After the Lac-Megantic tragedy, senior Transportation Department officials vowed to prevent a similar accident from happening in the United States. Cynthia Quarterman, the Transportation official who oversaw the regulatory response until her resignation in October, and Joseph Szabo, the FRA head through the end of this year, assembled working groups for three issues: train securement, crew size and hazardous materials.
Between September 2013 and April 2014, the three groups met, debated and thrashed out their recommendations.
A drafting session of the hazardous materials working group was held on January 27, in a large meeting room at the headquarters of the National Association of Home Builders, five blocks from the White House. About 60 people sat most of the day facing one another around a large rectangular configuration of conference tables.
FRA staffers occupied one line of tables, including Karl Alexy, head of the agency’s Hazardous Materials Division and chair of the meeting. The other seats were occupied by representatives from industries that ship hazardous materials by rail, including the Association of American Railroads, American Petroleum Institute, Chlorine Institute, American Chemistry Council, Fertilizer Institute and the Institute of Makers of Explosives.
Several railroads that run oil trains on their track also attended, including Canadian National Railway, Union Pacific, Watco and BNSF, the largest shipper of crude. Warren Buffett’s investment firm, Berkshire Hathaway, acquired BNSF for $44 billion in 2009, just as the crude-by-rail boom was taking off. Railroad worker unions were at the session, too, including the Brotherhood of Locomotive Engineers and Trainmen.
Throughout the day, the FRA’s Alexy floated safety recommendations drawn up by his staff. But none got past Michael J. Rush, the railroad association’s watchful attorney. Rush interjected, objected and parried with Alexy, dominating the discussion and delaying or diluting the recommendations.
The railroad association denied a request to speak with Rush, who was paid nearly $1.2 million in 2012 by the association and related organizations, according to the association’s tax filing that year, the most recent filing available.
At one point, Alexy proposed that railroads carrying large volumes of crude oil be required to have a comprehensive spill response plan, just as oil pipeline companies must have. Canada’s Transportation Safety Board had made that one of its key recommendations after the Lac-Megantic derailment, and the U.S. NTSB had taken the unusual step of endorsing Canada’s recommendations, simultaneously announcing them from Washington.
But Ross was having none of it.
Swiveling in his chair as he swung the microphone to his lips, he said, “With all due respect to the NTSB, they completely misunderstood this regulation and this topic.”
After some more back and forth, Alexy did what he would do throughout the day: He deferred to Rush.
“I agree, unless there’s any objection,” Alexy said.
There was none.
At one point, Alexy offered a recommendation that would have required better communication between shippers and railroads, to make sure railcars carrying heavier loads don’t travel over bridges that aren’t strong enough to support them.
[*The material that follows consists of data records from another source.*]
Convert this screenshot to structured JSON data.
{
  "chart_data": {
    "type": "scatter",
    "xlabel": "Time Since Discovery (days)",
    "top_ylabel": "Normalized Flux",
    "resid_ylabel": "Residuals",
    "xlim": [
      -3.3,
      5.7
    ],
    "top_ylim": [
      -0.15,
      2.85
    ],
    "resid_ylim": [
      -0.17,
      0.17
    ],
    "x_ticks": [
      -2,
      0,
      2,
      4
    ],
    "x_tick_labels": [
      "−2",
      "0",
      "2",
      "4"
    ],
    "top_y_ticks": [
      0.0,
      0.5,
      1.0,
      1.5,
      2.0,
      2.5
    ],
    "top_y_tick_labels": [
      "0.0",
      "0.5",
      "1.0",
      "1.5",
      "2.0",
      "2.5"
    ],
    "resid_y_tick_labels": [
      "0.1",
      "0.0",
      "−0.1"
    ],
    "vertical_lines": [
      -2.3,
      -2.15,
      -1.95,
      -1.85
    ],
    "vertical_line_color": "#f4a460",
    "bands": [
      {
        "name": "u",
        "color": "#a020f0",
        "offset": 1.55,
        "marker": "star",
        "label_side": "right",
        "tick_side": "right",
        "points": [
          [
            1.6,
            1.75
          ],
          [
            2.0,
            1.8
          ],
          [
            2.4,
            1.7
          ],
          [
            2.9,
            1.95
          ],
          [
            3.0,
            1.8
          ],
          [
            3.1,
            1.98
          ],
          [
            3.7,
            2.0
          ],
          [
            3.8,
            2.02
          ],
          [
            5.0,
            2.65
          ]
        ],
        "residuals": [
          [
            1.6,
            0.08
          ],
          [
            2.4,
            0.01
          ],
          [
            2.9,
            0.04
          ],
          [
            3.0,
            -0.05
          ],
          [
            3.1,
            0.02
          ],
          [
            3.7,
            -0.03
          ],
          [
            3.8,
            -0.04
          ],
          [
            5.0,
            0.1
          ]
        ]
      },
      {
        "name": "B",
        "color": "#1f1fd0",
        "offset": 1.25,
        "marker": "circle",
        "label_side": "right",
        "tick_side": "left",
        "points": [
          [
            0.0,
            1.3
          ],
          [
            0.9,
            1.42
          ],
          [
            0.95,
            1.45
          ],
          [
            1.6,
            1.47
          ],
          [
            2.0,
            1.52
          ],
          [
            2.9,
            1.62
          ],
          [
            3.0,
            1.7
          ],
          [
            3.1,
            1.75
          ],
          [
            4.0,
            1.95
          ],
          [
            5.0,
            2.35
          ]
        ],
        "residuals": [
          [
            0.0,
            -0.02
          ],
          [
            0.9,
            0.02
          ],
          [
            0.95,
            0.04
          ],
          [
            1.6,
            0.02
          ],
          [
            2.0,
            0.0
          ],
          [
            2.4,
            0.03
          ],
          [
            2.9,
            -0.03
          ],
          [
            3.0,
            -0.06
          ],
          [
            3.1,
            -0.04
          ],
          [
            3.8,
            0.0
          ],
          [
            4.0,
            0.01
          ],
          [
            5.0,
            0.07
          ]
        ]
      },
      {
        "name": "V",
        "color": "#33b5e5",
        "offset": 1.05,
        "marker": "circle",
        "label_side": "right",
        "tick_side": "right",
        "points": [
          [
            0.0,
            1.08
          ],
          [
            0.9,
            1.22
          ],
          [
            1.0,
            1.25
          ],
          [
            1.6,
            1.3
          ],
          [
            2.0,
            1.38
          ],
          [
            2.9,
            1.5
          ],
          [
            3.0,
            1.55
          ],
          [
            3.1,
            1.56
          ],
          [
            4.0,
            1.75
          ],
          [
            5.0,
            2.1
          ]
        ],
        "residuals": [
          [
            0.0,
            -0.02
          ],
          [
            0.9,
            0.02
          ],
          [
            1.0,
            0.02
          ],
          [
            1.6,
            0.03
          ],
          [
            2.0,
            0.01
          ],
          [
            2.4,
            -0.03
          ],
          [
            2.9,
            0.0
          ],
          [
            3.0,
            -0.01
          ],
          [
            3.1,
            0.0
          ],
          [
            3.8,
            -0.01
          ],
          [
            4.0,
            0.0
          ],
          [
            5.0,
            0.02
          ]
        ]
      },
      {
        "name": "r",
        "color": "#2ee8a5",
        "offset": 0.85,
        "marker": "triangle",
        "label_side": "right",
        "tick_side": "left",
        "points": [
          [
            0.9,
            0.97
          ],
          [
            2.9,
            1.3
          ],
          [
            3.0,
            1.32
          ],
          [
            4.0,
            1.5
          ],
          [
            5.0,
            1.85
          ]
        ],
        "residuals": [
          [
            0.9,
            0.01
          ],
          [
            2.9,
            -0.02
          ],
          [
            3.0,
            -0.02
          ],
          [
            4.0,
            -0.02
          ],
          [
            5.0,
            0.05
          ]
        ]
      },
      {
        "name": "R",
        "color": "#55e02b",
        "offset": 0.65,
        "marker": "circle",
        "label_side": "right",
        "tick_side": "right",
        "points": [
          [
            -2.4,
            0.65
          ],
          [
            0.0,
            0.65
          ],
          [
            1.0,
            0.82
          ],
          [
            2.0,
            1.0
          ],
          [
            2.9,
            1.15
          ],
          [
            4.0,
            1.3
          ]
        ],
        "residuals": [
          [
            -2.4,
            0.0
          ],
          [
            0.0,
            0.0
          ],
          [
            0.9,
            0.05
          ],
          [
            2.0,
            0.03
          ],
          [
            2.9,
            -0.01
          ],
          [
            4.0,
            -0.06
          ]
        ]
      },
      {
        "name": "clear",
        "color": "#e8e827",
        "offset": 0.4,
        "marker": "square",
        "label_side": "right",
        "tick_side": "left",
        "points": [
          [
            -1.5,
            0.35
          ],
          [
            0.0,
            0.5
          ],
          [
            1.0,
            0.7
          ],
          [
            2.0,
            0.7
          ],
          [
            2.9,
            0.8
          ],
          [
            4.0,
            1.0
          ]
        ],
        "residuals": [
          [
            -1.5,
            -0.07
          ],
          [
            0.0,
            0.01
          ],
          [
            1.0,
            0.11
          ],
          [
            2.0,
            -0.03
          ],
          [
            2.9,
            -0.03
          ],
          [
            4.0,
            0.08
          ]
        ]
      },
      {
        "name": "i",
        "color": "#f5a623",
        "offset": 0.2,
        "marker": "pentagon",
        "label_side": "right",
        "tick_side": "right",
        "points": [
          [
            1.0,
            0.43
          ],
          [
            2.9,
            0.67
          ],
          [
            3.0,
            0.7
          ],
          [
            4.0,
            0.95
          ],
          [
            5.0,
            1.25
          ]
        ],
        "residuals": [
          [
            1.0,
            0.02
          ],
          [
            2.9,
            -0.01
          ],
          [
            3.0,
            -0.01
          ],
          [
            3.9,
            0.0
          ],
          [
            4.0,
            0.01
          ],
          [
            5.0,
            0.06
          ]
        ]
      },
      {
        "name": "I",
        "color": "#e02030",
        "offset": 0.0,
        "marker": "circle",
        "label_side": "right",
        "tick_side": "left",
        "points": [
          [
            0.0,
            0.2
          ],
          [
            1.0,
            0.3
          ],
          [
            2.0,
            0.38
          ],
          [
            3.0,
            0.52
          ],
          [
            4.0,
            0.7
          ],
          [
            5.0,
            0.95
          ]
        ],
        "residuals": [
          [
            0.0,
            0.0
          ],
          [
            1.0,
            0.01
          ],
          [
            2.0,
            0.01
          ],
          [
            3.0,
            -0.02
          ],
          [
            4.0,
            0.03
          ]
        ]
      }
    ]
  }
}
A typical oil train places roughly 15,000 tons of pressure on structures that could be as much as 150 years old.
“I’m not sure we have a problem with this in the industry,” Rush said.
Alexy cited a recent incident where it had been a big problem—a bridge had collapsed under the weight of railcars it wasn’t certified to support, resulting in a derailment. But after a few minutes of discussion, the group “parked” that recommendation, too.
An exchange between Alexy and Cynthia Hilton, executive vice president of the Institute of Makers of Explosives, reflected the tone of the meeting.
Hilton said she believed the goal that day was to produce recommendations that would give the industry guidance, not requirements that would force them to take specific actions.
“And now I’m reading that ‘the shipper must develop and adhere to a sampling and testing program,’” she said. “That doesn’t sound like a guidance document.”
“You’re right and I agree,” Alexy assured Hilton. “This is of course open for editing, ideas and suggestions. I circled the word ‘must’…. ‘Should’ is probably a little more appropriate.”
In April, the hazardous materials working group produced four narrow, technical recommendations. For instance, one recommended a definition for what constitutes an oil train. Another offered a definition for what constitutes an empty rail car.
None of the staff recommendations that Rush had objected to during the drafting session made the cut. Nor did any of the NTSB recommendations, such as the one that would have required railroads to have emergency plans.
The regulations are still under consideration by the Transporation Department without a formal deadline.
In July, California tried to fill part of the regulatory gap by imposing a 6.5-cent per barrel fee on oil shipped into the state by rail. The money will help communities develop emergency response plans for possible spills. BNSF, Union Pacific, and the Association of American Railroads have since filed suit against California, arguing that such matters are the province of the federal government.
Alexy declined through the railroad agency press office to be interviewed for this article. At an NTSB hearing in April, however, he responded to a questioner who asked him to characterize the results of the working group’s activities.
“A lot of things that we took up initially were overcome by events,” he explained.
Fred Millar, an advocate for tighter hazmat rail regulations and a longtime observer of the FRA, had another explanation: “Industry had veto power over everything.”